Maze began writing poetry as a teenager and published widely. Much of her work was oriented toward younger readers, though she was also influenced by the experimental tendencies of the American Yiddish literary group Di yunge. Her first book, A mame (A Mother) was composed after the death of her own son, Bernard, at ten years old. For two years she edited the Montreal Yiddish journal Heftn while continuing to publish her own work in Yiddish periodicals around the world. Her autobiographical novel Dineh, her only extended work of prose fiction, appeared after her death in 1962 and was edited by her friend M. M. Shafir.

In addition to her own writing, Maze was known as a cultural activist within the Montreal Jewish community. During World War II she was involved in efforts to obtain Canadian entry visas for Jewish writers and cultural figures and assisted their settlement in Montreal. She organized reading groups and events for both adults and children at the Jewish Public Library, and for years her home on Esplanade Ave. was known as a meeting place for artists and writers. It was not for nothing that she was called the “den mother” of Yiddish Montreal and the “mother of Jewish writers.” As Canadian poet Miriam Waddington remembered, “She radiated a sibylline and mystical quality, and possibly that was the secret of the magnetism that drew so many artists to her Esplanade apartment.”


Despite the name of the protagonist, Dineh is a transparently autobiographical novel that draws directly on Maze’s life and memories.
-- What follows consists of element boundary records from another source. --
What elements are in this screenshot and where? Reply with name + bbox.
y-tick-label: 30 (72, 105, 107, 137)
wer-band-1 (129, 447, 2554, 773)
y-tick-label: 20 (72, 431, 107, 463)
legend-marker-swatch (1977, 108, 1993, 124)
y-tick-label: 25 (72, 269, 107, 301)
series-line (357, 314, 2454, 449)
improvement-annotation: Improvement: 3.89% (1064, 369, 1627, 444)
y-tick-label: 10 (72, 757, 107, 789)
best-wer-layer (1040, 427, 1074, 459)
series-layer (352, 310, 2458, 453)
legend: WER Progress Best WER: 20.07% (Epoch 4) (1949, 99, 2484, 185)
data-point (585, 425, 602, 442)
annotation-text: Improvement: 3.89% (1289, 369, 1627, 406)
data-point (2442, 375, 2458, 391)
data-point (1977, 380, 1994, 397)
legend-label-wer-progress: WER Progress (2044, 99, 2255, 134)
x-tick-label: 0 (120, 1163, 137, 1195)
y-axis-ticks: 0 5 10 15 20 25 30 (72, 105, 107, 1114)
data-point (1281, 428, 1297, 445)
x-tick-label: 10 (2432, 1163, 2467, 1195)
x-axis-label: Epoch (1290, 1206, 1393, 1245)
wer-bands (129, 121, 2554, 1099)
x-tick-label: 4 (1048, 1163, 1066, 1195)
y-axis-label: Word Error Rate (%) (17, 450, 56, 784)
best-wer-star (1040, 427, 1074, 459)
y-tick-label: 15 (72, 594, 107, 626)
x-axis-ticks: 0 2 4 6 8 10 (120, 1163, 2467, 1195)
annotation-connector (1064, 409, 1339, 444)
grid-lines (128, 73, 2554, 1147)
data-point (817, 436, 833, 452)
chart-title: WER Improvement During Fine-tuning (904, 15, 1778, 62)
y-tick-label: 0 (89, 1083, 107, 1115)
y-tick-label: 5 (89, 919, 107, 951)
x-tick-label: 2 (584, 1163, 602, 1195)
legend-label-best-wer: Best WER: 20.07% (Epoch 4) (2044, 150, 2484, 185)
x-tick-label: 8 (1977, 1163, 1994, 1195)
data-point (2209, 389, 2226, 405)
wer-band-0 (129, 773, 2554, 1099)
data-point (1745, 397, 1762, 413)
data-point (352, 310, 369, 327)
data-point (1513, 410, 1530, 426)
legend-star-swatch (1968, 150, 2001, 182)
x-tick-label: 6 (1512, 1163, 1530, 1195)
Maze wrote the book decades removed from the times and events it recounts, yet she brings the scenes and stories to life with immediacy and vivacity. In her introduction to the book Emma Garman quotes Maze’s son, Irving Massey: “My mother never really left Europe . . . she made incessant references to the old country. She sang songs in Russian and Belorussian and Yiddish that she’d learned as a child.”

Although Dineh draws a portrait of the “old country,” it is not a work of nostalgia, frozen in time. Instead it portrays the period’s intellectual and social currents and the traumatic and often violent experiences of Jewish communities in Eastern Europe in the late nineteenth and early twentieth centuries.

The novel focuses particularly on women characters, not least of which is the protagonist, Dineh. In his afterword translator Yermiyahu Ahron Taub writes: “In her unflinching examination of the lives of women she writes powerfully about class stratification, thwarted romance, violence (domestic, state-instigated, and otherwise), and the perils of childbirth. . . . Her portrayal of women’s lives is remarkable in its candor.”

Dineh Web Resources

Watch an oral history interview with Ida Maze’s son, Irving Massey

Explore Ida’s Salon, a website devoted to Ida Maze and Montreal’s Jewish community

Read a brief biography of Maze at the Jewish Women’s Archive

Listen to a song sung by M. M. Shaffir in Ida Maze’s honor

Listen to an interview with translator Yermiyahu Ahron Taub on The Shmooze podcast:

Watch the recent Lunch in Translation program featuring translator Yermiyahu Ahron Taub:

Watch Ida Maze: The Den Mother of Yiddish Montreal, a documentary film from the Yiddish Book Center’s Wexler Oral History Project:

In 2021, poet Shuli Elisheva undertook The Ida Maze Project on YouTube, in which she reads and composes music to Maze’s collection Vaksn mayne kinderlkeh

Listen to an event held at Montreal’s Jewish Public Library in honor of the original publication of Dineh (in Yiddish)

Four Questions

  1. Does the portrait of Eastern European Jewish life in Dineh conform to your expectations? Why or why not?
  2. Is Dineh a feminist or proto-feminist novel? Does Maze’s portrayal of women align or diverge from contemporary sensibilities?
  3. How does Dineh deal with contemporary events and issues, including anti-Semitism and immigration?
  4. How do you feel about Maze’s depiction of non-Jews? Do you think they are portrayed sympathetically?